To investigate the relationship between this novel signature and immune cell infiltration, we performed ssGSEA based on DEMRGs between different risk groups. The result revealed that the high-risk group of both TCGA and ICGC datasets had higher contents of macrophages, Th2_cells, and Treg. It is widely accepted that macrophages [28, 29], Th2_cells [30], and Treg [28, 31] could promote tumor propagation and invasion and are associated with unfavorable prognosis. Especially, CD4+ CD25+ Foxp3+ regulatory T cells could secrete inhibitory cytokines (IL-10 and TGF-β) to suppress NK cells and CD8+ T cells activity, resulting in T cell exhaustion and the defective antitumor effect [32]. Moreover, Type_II_IFN_Response and NK_cells were higher in low-risk patients. It is possibly because type II IFN is mainly released by NK_cells [33], which are major components of innate and adaptive immune defense against tumorigenesis [34]. Besides, the antigen-presenting process, including APC_co_stimulation, iDCs, aDCs, MHC_Class_I, and HLA, earned a high score in the high-risk group. One speculation is that mesenchymal cells have to revert to epithelial status to form metastatic colonization. This process is required by reactivation of signaling pathway and attachment between heterologous cells and healthy tissue, resulting in activation of antigen-presenting cells and promotion of antitumor T cell activity [6].

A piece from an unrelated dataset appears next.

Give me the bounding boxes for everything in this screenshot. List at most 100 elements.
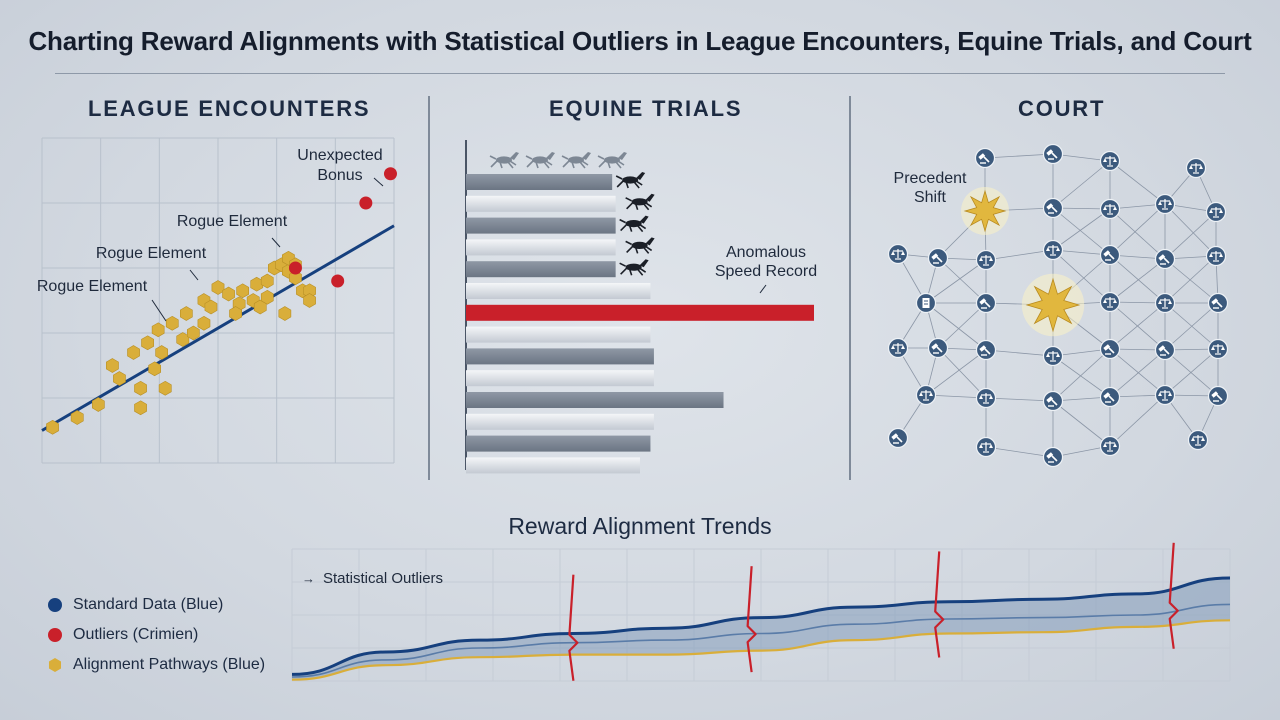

Several limitations should be recognized in our research. First, we constructed and verified a novel MRGs signature using TCGA and ICGC dataset. Real-world cohort is required to assess its accuracy and efficacy in future. Second, this novel expression signature is constructed merely from the hallmark of MET, and many genes with the prognostic value in HCC may be neglected. Finally, the potential mechanisms between MRGs identified by this signature and immune activity are not elucidated, and future experimental studies are needed to address this problem.
5. Conclusions
We constructed and verified a novel expression signature integrating of 5 MRGs, which was significantly associated with HCC prognosis, clinicopathological features, immune status, chemotherapeutic efficacy, and immunosuppressive molecules. The molecular mechanisms between MRGs and tumor activity in HCC are largely unknown and require further experimental investigation.
Data Availability
The expression and clinical data for HCC were downloaded from the TCGA-LIHC project (https://portal.gdc.cancer.gov/repository) and ICGC database (https://dcc.icgc.org/releases/current/Projects/LINC-JP).
Conflicts of Interest
The authors declare that they have no conflicts of interest.
Authors’ Contributions
Lijun Xu performed this study and drafted the article. Qing Zheng helped design this research and edited the manuscript. The final version of the manuscript was approved by all authors.
Acknowledgments
The authors thank the family for participating in the study.